On June 7 Iran unveiled its first ever missile class integrating a hyepronsic glide vehicle, which represents a potentially revolutionary development for the country’s strike capabilities against targets across the Middle East and possibly far beyond. The Fattah missile was unveiled at a ceremony attended by President Ibrahim Raisi and senior officers from the Revolutionary Guards Corps – a service which is responsible for the country’s ballistic missile arsenals as well as the large majority of its overseas operations. Amirali Hajizadeh, the head of the corps’ aerospace forces, stated regarding the missile: “The precision-guided Fattah hypersonic missile has a range of 1,400 km and it is capable of penetrating all defence shields,” which was widely reiterated by state media outlets. “It can bypass the most advanced anti-ballistic missile systems of the United States and the Zionist regime, including Israel’s Iron Dome,” one outlet reported elaborating that the missile has a maximum speed of Mach 14 which is considered sufficient to bypass any known missile defence system. Should the Fattah enter service in the near future it will make Iran the fourth country in the world to field hyepronsic glide vehicles after China, Russia and North Korea, with the United States having faced multiple setbacks in its own rival programs and cancelled its own most promising program the AGM-183A in March after persistent failures during testing.
The limitations of Iran’s defence sector has brought its ability to independently develop hypersonic glide vehicles into question, with these technologies only thought to have been fielded by technological leaders in the field for under four years since China introduced the DF-17 missile in 2019. Russia introduced these assets in a limited capacity in December that year with the Zicron cruise missile and the ICBM-mounted Avangard glide vehicle. The Iranian missile industry, although being one of the world’s largest, has long been far behind those of Russia, China and North Korea, which alongside a four decades history of major acquisitions of North Korean missile technologies has fuelled speculation that the Fattah may also heavily benefit from Korean technologies. North Korea first flight tested a ballistic missile with a hypersonic glide vehicle in September 2021, with the Hwasong-8 estimated to have a range of approximately 1800km.

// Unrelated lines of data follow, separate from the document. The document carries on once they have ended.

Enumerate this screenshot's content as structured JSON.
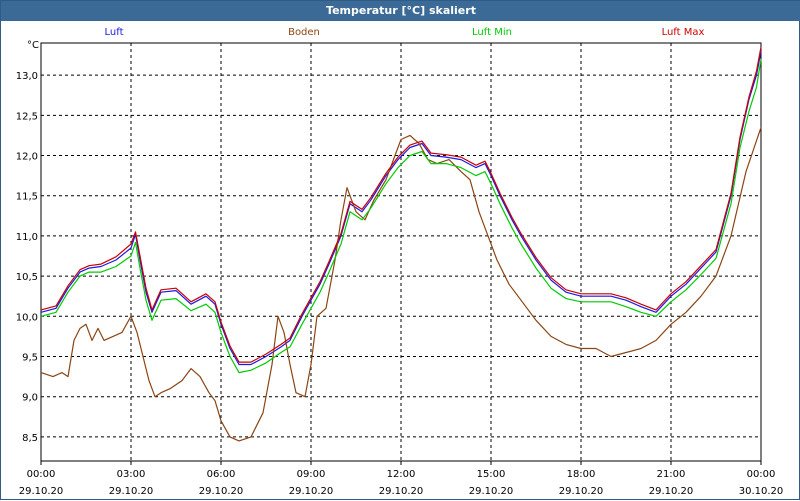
{
  "window": {
    "title": "Temperatur [°C] skaliert"
  },
  "chart_data": {
    "type": "line",
    "title": "Temperatur [°C] skaliert",
    "ylabel": "°C",
    "xlabel": "",
    "grid": true,
    "legend_position": "top",
    "ylim": [
      8.2,
      13.4
    ],
    "y_ticks": [
      "8,5",
      "9,0",
      "9,5",
      "10,0",
      "10,5",
      "11,0",
      "11,5",
      "12,0",
      "12,5",
      "13,0"
    ],
    "y_tick_values": [
      8.5,
      9.0,
      9.5,
      10.0,
      10.5,
      11.0,
      11.5,
      12.0,
      12.5,
      13.0
    ],
    "x_hours_range": [
      0,
      24
    ],
    "x_ticks": [
      {
        "hour": 0,
        "time": "00:00",
        "date": "29.10.20"
      },
      {
        "hour": 3,
        "time": "03:00",
        "date": "29.10.20"
      },
      {
        "hour": 6,
        "time": "06:00",
        "date": "29.10.20"
      },
      {
        "hour": 9,
        "time": "09:00",
        "date": "29.10.20"
      },
      {
        "hour": 12,
        "time": "12:00",
        "date": "29.10.20"
      },
      {
        "hour": 15,
        "time": "15:00",
        "date": "29.10.20"
      },
      {
        "hour": 18,
        "time": "18:00",
        "date": "29.10.20"
      },
      {
        "hour": 21,
        "time": "21:00",
        "date": "29.10.20"
      },
      {
        "hour": 24,
        "time": "00:00",
        "date": "30.10.20"
      }
    ],
    "series": [
      {
        "name": "Luft",
        "color": "#1a1ae6",
        "points": [
          [
            0,
            10.05
          ],
          [
            0.5,
            10.1
          ],
          [
            0.9,
            10.35
          ],
          [
            1.3,
            10.55
          ],
          [
            1.6,
            10.6
          ],
          [
            2.0,
            10.62
          ],
          [
            2.5,
            10.7
          ],
          [
            3.0,
            10.85
          ],
          [
            3.15,
            11.02
          ],
          [
            3.3,
            10.7
          ],
          [
            3.5,
            10.3
          ],
          [
            3.7,
            10.05
          ],
          [
            4.0,
            10.3
          ],
          [
            4.5,
            10.32
          ],
          [
            5.0,
            10.15
          ],
          [
            5.5,
            10.25
          ],
          [
            5.8,
            10.15
          ],
          [
            6.0,
            9.9
          ],
          [
            6.3,
            9.6
          ],
          [
            6.6,
            9.4
          ],
          [
            7.0,
            9.4
          ],
          [
            7.5,
            9.5
          ],
          [
            8.0,
            9.62
          ],
          [
            8.3,
            9.7
          ],
          [
            8.7,
            10.0
          ],
          [
            9.0,
            10.2
          ],
          [
            9.3,
            10.4
          ],
          [
            9.6,
            10.65
          ],
          [
            10.0,
            11.0
          ],
          [
            10.3,
            11.4
          ],
          [
            10.7,
            11.3
          ],
          [
            11.0,
            11.45
          ],
          [
            11.5,
            11.75
          ],
          [
            11.9,
            11.95
          ],
          [
            12.3,
            12.1
          ],
          [
            12.7,
            12.15
          ],
          [
            13.0,
            12.0
          ],
          [
            13.5,
            11.98
          ],
          [
            14.0,
            11.95
          ],
          [
            14.5,
            11.85
          ],
          [
            14.8,
            11.9
          ],
          [
            15.0,
            11.75
          ],
          [
            15.3,
            11.5
          ],
          [
            15.7,
            11.2
          ],
          [
            16.0,
            11.0
          ],
          [
            16.5,
            10.7
          ],
          [
            17.0,
            10.45
          ],
          [
            17.5,
            10.3
          ],
          [
            18.0,
            10.25
          ],
          [
            18.5,
            10.25
          ],
          [
            19.0,
            10.25
          ],
          [
            19.5,
            10.2
          ],
          [
            20.0,
            10.12
          ],
          [
            20.5,
            10.05
          ],
          [
            21.0,
            10.25
          ],
          [
            21.5,
            10.4
          ],
          [
            22.0,
            10.6
          ],
          [
            22.5,
            10.8
          ],
          [
            23.0,
            11.5
          ],
          [
            23.3,
            12.2
          ],
          [
            23.6,
            12.7
          ],
          [
            23.85,
            13.0
          ],
          [
            24.0,
            13.3
          ]
        ]
      },
      {
        "name": "Boden",
        "color": "#8b4513",
        "points": [
          [
            0,
            9.3
          ],
          [
            0.4,
            9.25
          ],
          [
            0.7,
            9.3
          ],
          [
            0.9,
            9.25
          ],
          [
            1.1,
            9.7
          ],
          [
            1.3,
            9.85
          ],
          [
            1.5,
            9.9
          ],
          [
            1.7,
            9.7
          ],
          [
            1.9,
            9.85
          ],
          [
            2.1,
            9.7
          ],
          [
            2.4,
            9.75
          ],
          [
            2.7,
            9.8
          ],
          [
            3.0,
            10.0
          ],
          [
            3.2,
            9.8
          ],
          [
            3.4,
            9.5
          ],
          [
            3.6,
            9.2
          ],
          [
            3.8,
            9.0
          ],
          [
            4.0,
            9.05
          ],
          [
            4.3,
            9.1
          ],
          [
            4.7,
            9.2
          ],
          [
            5.0,
            9.35
          ],
          [
            5.3,
            9.25
          ],
          [
            5.6,
            9.05
          ],
          [
            5.8,
            8.95
          ],
          [
            6.0,
            8.7
          ],
          [
            6.3,
            8.5
          ],
          [
            6.6,
            8.45
          ],
          [
            7.0,
            8.5
          ],
          [
            7.4,
            8.8
          ],
          [
            7.7,
            9.4
          ],
          [
            7.9,
            10.0
          ],
          [
            8.1,
            9.8
          ],
          [
            8.3,
            9.4
          ],
          [
            8.5,
            9.05
          ],
          [
            8.8,
            9.0
          ],
          [
            9.0,
            9.4
          ],
          [
            9.2,
            10.0
          ],
          [
            9.5,
            10.1
          ],
          [
            9.8,
            10.7
          ],
          [
            10.0,
            11.2
          ],
          [
            10.2,
            11.6
          ],
          [
            10.5,
            11.3
          ],
          [
            10.8,
            11.2
          ],
          [
            11.1,
            11.45
          ],
          [
            11.5,
            11.7
          ],
          [
            11.8,
            12.0
          ],
          [
            12.0,
            12.2
          ],
          [
            12.3,
            12.25
          ],
          [
            12.6,
            12.15
          ],
          [
            12.9,
            11.95
          ],
          [
            13.2,
            11.9
          ],
          [
            13.6,
            11.95
          ],
          [
            14.0,
            11.8
          ],
          [
            14.3,
            11.7
          ],
          [
            14.6,
            11.3
          ],
          [
            14.9,
            11.0
          ],
          [
            15.2,
            10.7
          ],
          [
            15.6,
            10.4
          ],
          [
            16.0,
            10.2
          ],
          [
            16.5,
            9.95
          ],
          [
            17.0,
            9.75
          ],
          [
            17.5,
            9.65
          ],
          [
            18.0,
            9.6
          ],
          [
            18.5,
            9.6
          ],
          [
            19.0,
            9.5
          ],
          [
            19.5,
            9.55
          ],
          [
            20.0,
            9.6
          ],
          [
            20.5,
            9.7
          ],
          [
            21.0,
            9.9
          ],
          [
            21.5,
            10.05
          ],
          [
            22.0,
            10.25
          ],
          [
            22.5,
            10.5
          ],
          [
            23.0,
            11.0
          ],
          [
            23.5,
            11.8
          ],
          [
            24.0,
            12.35
          ]
        ]
      },
      {
        "name": "Luft Min",
        "color": "#00cc00",
        "points": [
          [
            0,
            10.0
          ],
          [
            0.5,
            10.05
          ],
          [
            0.9,
            10.3
          ],
          [
            1.3,
            10.5
          ],
          [
            1.6,
            10.55
          ],
          [
            2.0,
            10.55
          ],
          [
            2.5,
            10.62
          ],
          [
            3.0,
            10.75
          ],
          [
            3.15,
            10.92
          ],
          [
            3.3,
            10.6
          ],
          [
            3.5,
            10.2
          ],
          [
            3.7,
            9.95
          ],
          [
            4.0,
            10.2
          ],
          [
            4.5,
            10.22
          ],
          [
            5.0,
            10.07
          ],
          [
            5.5,
            10.15
          ],
          [
            5.8,
            10.05
          ],
          [
            6.0,
            9.8
          ],
          [
            6.3,
            9.5
          ],
          [
            6.6,
            9.3
          ],
          [
            7.0,
            9.33
          ],
          [
            7.5,
            9.42
          ],
          [
            8.0,
            9.55
          ],
          [
            8.3,
            9.62
          ],
          [
            8.7,
            9.9
          ],
          [
            9.0,
            10.1
          ],
          [
            9.3,
            10.3
          ],
          [
            9.6,
            10.55
          ],
          [
            10.0,
            10.9
          ],
          [
            10.3,
            11.3
          ],
          [
            10.7,
            11.2
          ],
          [
            11.0,
            11.35
          ],
          [
            11.5,
            11.65
          ],
          [
            11.9,
            11.85
          ],
          [
            12.3,
            12.0
          ],
          [
            12.7,
            12.05
          ],
          [
            13.0,
            11.9
          ],
          [
            13.5,
            11.9
          ],
          [
            14.0,
            11.85
          ],
          [
            14.5,
            11.75
          ],
          [
            14.8,
            11.8
          ],
          [
            15.0,
            11.65
          ],
          [
            15.3,
            11.4
          ],
          [
            15.7,
            11.1
          ],
          [
            16.0,
            10.9
          ],
          [
            16.5,
            10.6
          ],
          [
            17.0,
            10.35
          ],
          [
            17.5,
            10.22
          ],
          [
            18.0,
            10.18
          ],
          [
            18.5,
            10.18
          ],
          [
            19.0,
            10.18
          ],
          [
            19.5,
            10.12
          ],
          [
            20.0,
            10.05
          ],
          [
            20.5,
            10.0
          ],
          [
            21.0,
            10.18
          ],
          [
            21.5,
            10.33
          ],
          [
            22.0,
            10.52
          ],
          [
            22.5,
            10.72
          ],
          [
            23.0,
            11.4
          ],
          [
            23.3,
            12.1
          ],
          [
            23.6,
            12.55
          ],
          [
            23.85,
            12.85
          ],
          [
            24.0,
            13.2
          ]
        ]
      },
      {
        "name": "Luft Max",
        "color": "#cc0000",
        "points": [
          [
            0,
            10.08
          ],
          [
            0.5,
            10.13
          ],
          [
            0.9,
            10.38
          ],
          [
            1.3,
            10.58
          ],
          [
            1.6,
            10.63
          ],
          [
            2.0,
            10.65
          ],
          [
            2.5,
            10.74
          ],
          [
            3.0,
            10.9
          ],
          [
            3.15,
            11.05
          ],
          [
            3.3,
            10.75
          ],
          [
            3.5,
            10.35
          ],
          [
            3.7,
            10.08
          ],
          [
            4.0,
            10.33
          ],
          [
            4.5,
            10.35
          ],
          [
            5.0,
            10.18
          ],
          [
            5.5,
            10.28
          ],
          [
            5.8,
            10.18
          ],
          [
            6.0,
            9.93
          ],
          [
            6.3,
            9.63
          ],
          [
            6.6,
            9.43
          ],
          [
            7.0,
            9.43
          ],
          [
            7.5,
            9.53
          ],
          [
            8.0,
            9.65
          ],
          [
            8.3,
            9.73
          ],
          [
            8.7,
            10.03
          ],
          [
            9.0,
            10.23
          ],
          [
            9.3,
            10.43
          ],
          [
            9.6,
            10.68
          ],
          [
            10.0,
            11.03
          ],
          [
            10.3,
            11.43
          ],
          [
            10.7,
            11.33
          ],
          [
            11.0,
            11.48
          ],
          [
            11.5,
            11.78
          ],
          [
            11.9,
            11.98
          ],
          [
            12.3,
            12.13
          ],
          [
            12.7,
            12.18
          ],
          [
            13.0,
            12.03
          ],
          [
            13.5,
            12.01
          ],
          [
            14.0,
            11.98
          ],
          [
            14.5,
            11.88
          ],
          [
            14.8,
            11.93
          ],
          [
            15.0,
            11.78
          ],
          [
            15.3,
            11.53
          ],
          [
            15.7,
            11.23
          ],
          [
            16.0,
            11.03
          ],
          [
            16.5,
            10.73
          ],
          [
            17.0,
            10.48
          ],
          [
            17.5,
            10.33
          ],
          [
            18.0,
            10.28
          ],
          [
            18.5,
            10.28
          ],
          [
            19.0,
            10.28
          ],
          [
            19.5,
            10.23
          ],
          [
            20.0,
            10.15
          ],
          [
            20.5,
            10.08
          ],
          [
            21.0,
            10.28
          ],
          [
            21.5,
            10.43
          ],
          [
            22.0,
            10.63
          ],
          [
            22.5,
            10.83
          ],
          [
            23.0,
            11.53
          ],
          [
            23.3,
            12.23
          ],
          [
            23.6,
            12.73
          ],
          [
            23.85,
            13.05
          ],
          [
            24.0,
            13.35
          ]
        ]
      }
    ]
  }
}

Iran first began exporting ballistic missiles to Iran in the early 1980s, with Iran being its first client after Egypt to acquire the Hwasong-5 Scud-derived missile followed by the Hwasong-6 and Rodong-1 which were built under license in Iran – with the latter still being produced in improved variants and providing the country with its first strategic strike capability due to its long range. These were followed by a range of other missiles including the Hwasong-10 with a very long 4000km range, which was produced in Iran under license as the Khorramshahr, with other Iranian missiles having benefitted significantly from Korean technology transfers and support from Korean expertise and components. Korean support for development of the Fattah would thus be very much in line with the trends of the last 40 years. Pyongyang has benefitted not only from considerable revenues from arms exports and technology transfers to Iran, but also from further stretching American and Western militaries and attentions by bolstering key adversaries elsewhere in the world.
Hypersonic glide vehicles are prized for their extreme speeds, which are sustained throughout their flight and not only in their terminal phases, as well as for their ability to manoeuvre in both course and pitch which makes them highly challenging for air defences to even detect. Their extreme speeds, allowing them to strike targets across continents within minutes, also significantly reduces adversaries’ warnings times. Such technologies have signifiant applications for the Iranian Revolutionary Guard Corps’ arsenals, including for integration onto longer range missiles capable of strike NATO territory, as well as for developing anti ship missiles which could expand the already significant threat faced by American carrier groups. Iran’s relatively modest conventional forces, which are built around tanks, artillery and aircraft largely from the 1970s, have made development of a more potent ballistic and cruse missile arsenals all the more important to its defence as an asymmetric and much less costly means of deterring possible attacks.